A Baltimore jury Tuesday found Paul Schurick, former Gov. Robert L. Ehrlich Jr.’s campaign manager, guilty of election fraud and related charges for his role in an Election Day 2010 robocall. The jury found Schurick guilty on all four counts, including election fraud and failing to include an Ehrlich campaign authorization line on the calls. After the verdict was read, Schurick clutched his wife, who burst into tears.
Prosecutors said the call, which was made as Democratic Gov. Martin O’Malley swept to a re-election victory, was designed to suppress black votes. Schurick maintained a solemn face after the hearing, comforted distraught family members and friends and declined to comment on the verdict. His attorney, A. Dwight Pettit, called himself “disappointed” and vowed to appeal on First Amendment grounds that the call was protected, political speech. “The attempt for the state to regulate political speech is unconstitutional,” he said.

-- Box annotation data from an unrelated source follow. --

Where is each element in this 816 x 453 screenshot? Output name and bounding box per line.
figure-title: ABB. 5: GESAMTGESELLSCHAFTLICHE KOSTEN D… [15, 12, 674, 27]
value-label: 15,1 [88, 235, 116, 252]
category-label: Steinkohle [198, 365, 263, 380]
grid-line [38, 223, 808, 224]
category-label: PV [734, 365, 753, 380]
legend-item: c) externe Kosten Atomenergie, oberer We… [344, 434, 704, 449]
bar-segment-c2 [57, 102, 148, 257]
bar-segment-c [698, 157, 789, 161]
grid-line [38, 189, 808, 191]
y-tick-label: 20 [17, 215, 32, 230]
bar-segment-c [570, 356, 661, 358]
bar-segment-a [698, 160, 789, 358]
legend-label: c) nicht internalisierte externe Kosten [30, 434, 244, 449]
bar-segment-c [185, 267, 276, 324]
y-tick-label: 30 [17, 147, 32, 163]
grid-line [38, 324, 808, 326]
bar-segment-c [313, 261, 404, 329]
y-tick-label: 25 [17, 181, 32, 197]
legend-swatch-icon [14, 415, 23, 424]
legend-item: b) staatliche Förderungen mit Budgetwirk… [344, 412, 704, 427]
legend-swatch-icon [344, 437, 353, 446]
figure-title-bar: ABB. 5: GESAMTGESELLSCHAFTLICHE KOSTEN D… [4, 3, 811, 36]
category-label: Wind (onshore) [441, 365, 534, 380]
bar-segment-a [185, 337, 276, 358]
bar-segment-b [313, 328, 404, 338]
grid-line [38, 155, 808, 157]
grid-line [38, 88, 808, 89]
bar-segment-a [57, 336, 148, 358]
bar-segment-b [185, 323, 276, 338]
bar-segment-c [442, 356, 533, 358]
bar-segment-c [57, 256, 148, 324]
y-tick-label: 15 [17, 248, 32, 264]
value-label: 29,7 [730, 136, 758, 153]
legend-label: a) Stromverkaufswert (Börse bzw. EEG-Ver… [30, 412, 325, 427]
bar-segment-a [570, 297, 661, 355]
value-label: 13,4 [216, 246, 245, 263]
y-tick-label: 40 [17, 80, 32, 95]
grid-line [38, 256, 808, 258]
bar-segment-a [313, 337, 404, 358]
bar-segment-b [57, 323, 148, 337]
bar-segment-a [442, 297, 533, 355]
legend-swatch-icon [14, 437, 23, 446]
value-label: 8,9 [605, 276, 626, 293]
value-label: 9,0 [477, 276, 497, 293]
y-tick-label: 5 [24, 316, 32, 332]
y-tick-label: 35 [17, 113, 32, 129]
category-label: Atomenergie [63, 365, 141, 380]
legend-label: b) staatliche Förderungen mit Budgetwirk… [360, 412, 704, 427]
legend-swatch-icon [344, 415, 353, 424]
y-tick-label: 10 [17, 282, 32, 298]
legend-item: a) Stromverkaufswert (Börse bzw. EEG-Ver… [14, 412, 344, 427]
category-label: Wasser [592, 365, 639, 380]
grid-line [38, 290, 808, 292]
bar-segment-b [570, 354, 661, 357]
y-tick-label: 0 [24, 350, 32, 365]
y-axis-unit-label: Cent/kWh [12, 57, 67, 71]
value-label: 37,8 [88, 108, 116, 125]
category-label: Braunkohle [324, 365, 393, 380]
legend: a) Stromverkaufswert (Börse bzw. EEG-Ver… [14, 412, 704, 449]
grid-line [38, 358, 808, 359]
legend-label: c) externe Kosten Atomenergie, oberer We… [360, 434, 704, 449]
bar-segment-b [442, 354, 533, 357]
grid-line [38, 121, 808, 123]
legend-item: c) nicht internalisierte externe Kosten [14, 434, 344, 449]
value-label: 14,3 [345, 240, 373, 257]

Outside Clarence M. Mitchell Jr. Courthouse in Baltimore, State Prosecutor Emmet C. Davitt said he hopes the jury’s decision “sends a message” to political campaigns to clean up their acts.
“This type of behavior has always existed, but it seems like it’s … becoming more of a problem,” Davitt said. “We certainly respect the First Amendment, but the courts have made clear … that the First Amendment does not protect fraudulent speech. Clearly that was the case here. It wasn’t just political speech. It was fraudulent speech.”
Schurick and his defense team had portrayed the robocall as a mistake — a hastily designed plan to bolster “crossover” black votes for Ehrlich — and used prominent politicians from both parties to vouch for his character.
“We made a faux pas,” defense attorney A. Dwight Pettit said in his closing statement Monday. “That’s not criminal. That’s evidence of somebody who made a political misjudgment, a political faux pas, a political mistake.”